“悅姐姐,那蔚明禮來做什麽?”
“那個青宮半夏丹火出了點問題,他想來請我師兄過去看看。”
以蘇文月的敏銳嗅覺,她一下就猜到蔚明禮打的是什麽算盤。
“老狐狸,爲了和玉先生打交道,真是什麽人都能利用。姐姐沒答應吧?”
雲情悅沒好氣地白了她一眼,道“我是那麽笨的人嗎?”
蘇文月立即給了她一個熊抱道“姐姐是最聰明的,怎麽可能被那老匹夫給蒙蔽了。”
手臂觸碰到蘇文月胸前的偉岸,都差點要陷在那深深的溝壑裏,雲情悅有點納悶怎麽蘇文月自己都沒有感覺的,隻好自己動手推開她。
“你才是最聰明的,拿着,這是獎勵你的。”
蘇文月不明所以地看着雲情悅給她的藥瓶,問道“這是什麽?”
“讓你的身體恢複正常代謝的。”
見蘇文月一臉不解,雲情悅幹脆解釋得更清楚,道“你之前身體會發胖,除了你自身的原因,主要是有人給你下了毒。我幫你修複元根的時候,毒也随之解了。不過你要恢複身材,除了運動,每天吃一顆這個丹藥,二十天左右就能瘦下來。”
蘇文月咬牙切齒地說“我就說怎麽就胖那麽快,該死的,我一定要把下毒的那人給找出來!”
“嗚嗚,還是姐姐對我好。”
蘇文月說着,又追問能瘦多少。
“瘦多少看你自己,運動多就瘦得多。”
“可是姐姐爲什麽現在才拿給我?”
對于這個問題,雲情悅毫無負擔地說“我之前不知道你是不是有意誨過,自然沒給。”
“我現在是一等良民,這不就來給你通風報信來了。”
蘇文月說的,原來還是彈劾她的事,不過這次據說左相請動了許久不問政事的許閣老。
許閣老是兩朝重臣,又是雲若舒确定爲皇位繼承人之後的太傅,也就是帝師。雲若舒向來對他尊敬有加,每逢許閣老生日,雲若舒都會有賀禮賜下,以表敬意。
“許閣老向來最注重禮儀規矩,母親說左相能請動他,應該是因爲坊間那些傳聞,讓國師聲譽受損。”
“所以呢?”
“……”
“我一個空有頭銜的閑散王爺,他能拿我怎麽樣?”
“也是,就算真有什麽事,姐姐你現在這麽厲害,問題肯定也能迎刃而解的。對了,還有一件重要的事,我聽到雲淩萱說,她在你這裏有暗線,晚上會跟暗線見面。”
“噢?她果然按耐不住了嗎?”
相比起那個閣老,雲情悅倒是對那個暗線比較感興趣。
她倒想看看,在她改善了待遇之後,還有哪個家夥吃裏扒外。
從千羽那裏查看府裏今天外出的人的報備表,這是夜雲接管了府裏安全之後要求的,每個人外出,都要事先填寫報備表,如果是臨時有急事,也要寫清楚緣由及能提供的時間證人。

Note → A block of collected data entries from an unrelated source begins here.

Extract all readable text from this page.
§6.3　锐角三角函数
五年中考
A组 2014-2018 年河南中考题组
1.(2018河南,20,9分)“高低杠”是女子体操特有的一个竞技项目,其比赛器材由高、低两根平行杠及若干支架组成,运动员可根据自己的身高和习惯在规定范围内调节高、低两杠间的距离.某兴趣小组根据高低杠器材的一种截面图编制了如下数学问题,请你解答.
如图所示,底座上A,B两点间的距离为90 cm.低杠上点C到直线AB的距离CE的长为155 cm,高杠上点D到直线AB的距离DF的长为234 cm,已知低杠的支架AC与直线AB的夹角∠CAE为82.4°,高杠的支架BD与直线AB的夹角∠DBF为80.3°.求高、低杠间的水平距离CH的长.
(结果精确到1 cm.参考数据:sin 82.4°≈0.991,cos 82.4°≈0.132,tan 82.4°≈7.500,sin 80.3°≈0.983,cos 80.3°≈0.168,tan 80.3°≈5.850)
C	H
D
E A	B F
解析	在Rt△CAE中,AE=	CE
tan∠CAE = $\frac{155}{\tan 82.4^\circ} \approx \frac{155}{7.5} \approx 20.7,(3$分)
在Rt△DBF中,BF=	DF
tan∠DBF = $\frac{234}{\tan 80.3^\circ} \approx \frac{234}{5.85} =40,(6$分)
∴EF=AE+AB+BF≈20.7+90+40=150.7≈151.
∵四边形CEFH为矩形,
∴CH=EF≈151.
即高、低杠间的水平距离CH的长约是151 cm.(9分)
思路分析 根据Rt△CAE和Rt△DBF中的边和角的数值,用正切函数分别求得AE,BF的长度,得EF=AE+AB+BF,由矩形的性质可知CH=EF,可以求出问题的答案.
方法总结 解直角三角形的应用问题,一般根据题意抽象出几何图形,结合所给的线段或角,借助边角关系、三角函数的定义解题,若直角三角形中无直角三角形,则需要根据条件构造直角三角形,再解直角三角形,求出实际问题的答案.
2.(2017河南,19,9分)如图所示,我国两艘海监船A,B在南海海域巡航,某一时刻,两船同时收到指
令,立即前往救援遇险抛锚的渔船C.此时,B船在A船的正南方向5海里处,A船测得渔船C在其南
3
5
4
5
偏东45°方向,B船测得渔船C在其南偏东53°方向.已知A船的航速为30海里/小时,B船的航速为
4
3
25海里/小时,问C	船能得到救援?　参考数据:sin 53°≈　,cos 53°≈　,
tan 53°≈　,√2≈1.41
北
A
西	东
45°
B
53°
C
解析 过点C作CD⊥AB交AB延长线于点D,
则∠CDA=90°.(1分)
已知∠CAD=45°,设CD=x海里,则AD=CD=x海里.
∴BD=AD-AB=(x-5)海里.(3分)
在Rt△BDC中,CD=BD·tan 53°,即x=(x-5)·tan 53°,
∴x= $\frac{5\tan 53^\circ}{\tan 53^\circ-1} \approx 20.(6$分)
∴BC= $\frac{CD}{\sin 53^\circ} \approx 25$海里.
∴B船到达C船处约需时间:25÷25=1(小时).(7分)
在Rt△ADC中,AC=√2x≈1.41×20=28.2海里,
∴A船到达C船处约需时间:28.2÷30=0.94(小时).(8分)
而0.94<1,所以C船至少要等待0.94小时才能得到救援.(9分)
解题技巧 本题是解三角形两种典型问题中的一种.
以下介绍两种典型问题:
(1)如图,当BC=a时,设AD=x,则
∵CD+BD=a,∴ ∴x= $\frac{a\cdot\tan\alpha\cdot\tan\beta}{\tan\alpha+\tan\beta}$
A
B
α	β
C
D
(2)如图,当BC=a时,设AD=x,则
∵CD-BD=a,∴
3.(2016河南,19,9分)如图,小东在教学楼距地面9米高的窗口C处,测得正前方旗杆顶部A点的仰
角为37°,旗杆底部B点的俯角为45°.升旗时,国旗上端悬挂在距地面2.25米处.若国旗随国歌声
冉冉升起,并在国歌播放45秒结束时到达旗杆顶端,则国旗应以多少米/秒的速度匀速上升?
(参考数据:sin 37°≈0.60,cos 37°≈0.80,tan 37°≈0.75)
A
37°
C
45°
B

讓人嚴密監控那幾個府裏的人,唯有一個人讓雲情悅感到意外。
那些去跟蹤的人都有實時的消息傳回來,但是在得知外出的人裏面有千羽時,雲情悅就疑惑了。
在報備表裏她是沒有看到千羽今晚要外出的,這算不算是搞特權?
雲情悅是絕對不相信千羽會背叛她的,她隻會想到有可能是雲淩萱用了什麽方法誘騙他過去。
一想到千羽可能羊入虎口,雲情悅就坐不住了。
見她飛快地往外追去,夜雲驚訝于她的速度,雖然感覺不到,但隻從這一點就可以看出,她的修爲又精進了。
夜雲尋着手下留下的信号,一路帶雲情悅尋過去。
到了地方,雲情悅發現那是之前牧遠去找雲淩萱的那座鬧中取靜的别院。
這時,一道強勁的疾風破空而來,夜雲第一時間推開雲情悅,獨自迎了上去。
雲情悅心系千羽的安危,知道夜雲應付得了,立即再度隐匿行蹤,往别院深處過去。
她不知道,在一處黑暗裏,一雙眼睛正陰森地看着她,而那人的頭上,還戴着一個蛇形的頭冠。